XinJiang Laboratory of Minority Speech and Language Information Processing, Xinjiang Technical Institute of Physics and Chemistry, Chinese Academy of Sciences, Urumqi 830011, No. 40-1, Beijing South Road, Urumqi, Xinjiang, China.
University of Chinese Academy of Sciences, Beijing 100049, China.
Gigascience. 2020 Jun 1;9(6). doi: 10.1093/gigascience/giaa032.
The explosive growth of genomic, chemical, and pathological data provides new opportunities and challenges for humans to thoroughly understand life activities in cells. However, there exist few computational models that aggregate various bioentities to comprehensively reveal the physical and functional landscape of biological systems.

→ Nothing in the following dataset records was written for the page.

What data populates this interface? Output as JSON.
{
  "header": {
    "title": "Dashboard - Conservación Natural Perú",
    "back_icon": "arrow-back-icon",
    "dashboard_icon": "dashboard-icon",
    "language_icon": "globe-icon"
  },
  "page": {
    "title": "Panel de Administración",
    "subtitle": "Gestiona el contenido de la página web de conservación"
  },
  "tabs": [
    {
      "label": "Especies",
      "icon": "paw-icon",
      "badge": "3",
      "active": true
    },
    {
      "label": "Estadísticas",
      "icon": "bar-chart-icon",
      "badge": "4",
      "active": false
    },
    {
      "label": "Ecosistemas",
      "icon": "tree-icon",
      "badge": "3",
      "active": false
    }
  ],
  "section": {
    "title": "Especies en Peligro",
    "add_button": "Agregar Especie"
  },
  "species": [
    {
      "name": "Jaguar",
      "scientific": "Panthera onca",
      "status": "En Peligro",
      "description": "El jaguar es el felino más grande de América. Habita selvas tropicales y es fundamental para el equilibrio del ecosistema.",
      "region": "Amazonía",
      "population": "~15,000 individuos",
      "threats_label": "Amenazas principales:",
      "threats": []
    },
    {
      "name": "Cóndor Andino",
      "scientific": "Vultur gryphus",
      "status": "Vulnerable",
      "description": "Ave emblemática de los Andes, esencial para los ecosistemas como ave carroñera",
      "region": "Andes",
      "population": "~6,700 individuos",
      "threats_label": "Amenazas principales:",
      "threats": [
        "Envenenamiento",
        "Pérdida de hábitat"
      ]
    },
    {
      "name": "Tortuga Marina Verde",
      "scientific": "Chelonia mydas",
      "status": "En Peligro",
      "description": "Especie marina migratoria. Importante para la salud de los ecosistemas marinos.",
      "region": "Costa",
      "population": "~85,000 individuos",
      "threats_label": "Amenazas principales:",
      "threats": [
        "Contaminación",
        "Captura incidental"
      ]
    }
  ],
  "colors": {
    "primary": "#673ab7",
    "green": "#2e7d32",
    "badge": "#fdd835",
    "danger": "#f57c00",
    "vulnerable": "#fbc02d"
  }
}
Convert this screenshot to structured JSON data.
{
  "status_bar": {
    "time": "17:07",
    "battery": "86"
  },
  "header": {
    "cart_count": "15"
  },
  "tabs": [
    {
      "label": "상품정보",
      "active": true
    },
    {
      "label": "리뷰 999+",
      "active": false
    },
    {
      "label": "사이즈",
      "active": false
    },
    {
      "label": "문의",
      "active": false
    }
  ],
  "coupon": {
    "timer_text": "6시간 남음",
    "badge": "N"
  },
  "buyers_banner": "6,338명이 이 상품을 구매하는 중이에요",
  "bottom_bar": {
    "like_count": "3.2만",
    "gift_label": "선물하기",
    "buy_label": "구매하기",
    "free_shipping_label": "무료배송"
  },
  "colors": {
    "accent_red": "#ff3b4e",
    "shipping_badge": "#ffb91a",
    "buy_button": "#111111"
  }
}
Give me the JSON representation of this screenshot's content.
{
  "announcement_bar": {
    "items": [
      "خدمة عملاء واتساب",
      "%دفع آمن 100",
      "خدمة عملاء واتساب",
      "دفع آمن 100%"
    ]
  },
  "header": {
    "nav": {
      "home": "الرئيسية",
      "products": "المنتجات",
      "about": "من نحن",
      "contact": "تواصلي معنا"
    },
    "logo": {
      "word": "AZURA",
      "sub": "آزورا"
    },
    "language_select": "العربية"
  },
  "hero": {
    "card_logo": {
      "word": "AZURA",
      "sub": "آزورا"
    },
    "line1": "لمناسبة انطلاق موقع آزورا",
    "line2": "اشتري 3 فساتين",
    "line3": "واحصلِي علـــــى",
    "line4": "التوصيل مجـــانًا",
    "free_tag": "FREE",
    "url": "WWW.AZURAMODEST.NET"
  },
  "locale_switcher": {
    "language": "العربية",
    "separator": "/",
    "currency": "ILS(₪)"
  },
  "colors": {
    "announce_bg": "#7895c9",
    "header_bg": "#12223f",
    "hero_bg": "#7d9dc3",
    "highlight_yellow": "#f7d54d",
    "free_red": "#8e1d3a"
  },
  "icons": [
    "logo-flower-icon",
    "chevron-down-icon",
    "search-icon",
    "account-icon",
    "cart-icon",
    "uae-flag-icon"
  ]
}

We constructed a molecular association network, which contains 18 edges (relationships) between 8 nodes (bioentities). Based on this, we propose Bioentity2vec, a new method for representing bioentities, which integrates information about the attributes and behaviors of a bioentity. Applying the random forest classifier, we achieved promising performance on 18 relationships, with an area under the curve of 0.9608 and an area under the precision-recall curve of 0.9572.
Our study shows that constructing a network with rich topological and biological information is important for systematic understanding of the biological landscape at the molecular level. Our results show that Bioentity2vec can effectively represent biological entities and provides easily distinguishable information about classification tasks. Our method is also able to simultaneously predict relationships between single types and multiple types, which will accelerate progress in biological experimental research and industrial product development.
基因组学、化学和病理学数据的爆炸式增长为人类彻底了解细胞中的生命活动提供了新的机遇和挑战。然而,目前还很少有计算模型能够综合各种生物实体,全面揭示生物系统的物理和功能景观。
我们构建了一个分子关联网络,其中包含 8 个节点(生物实体)之间的 18 条边(关系)。在此基础上,我们提出了一种新的生物实体表示方法 Bioentity2vec,它整合了生物实体的属性和行为信息。我们应用随机森林分类器在 18 种关系上取得了有希望的性能,曲线下面积为 0.9608,精度-召回曲线下面积为 0.9572。
我们的研究表明,构建一个具有丰富拓扑和生物学信息的网络对于系统地理解分子水平上的生物学景观是重要的。我们的结果表明,Bioentity2vec 可以有效地表示生物实体,并提供易于区分的分类任务信息。我们的方法还能够同时预测单类型和多类型之间的关系,这将加速生物实验研究和工业产品开发的进展。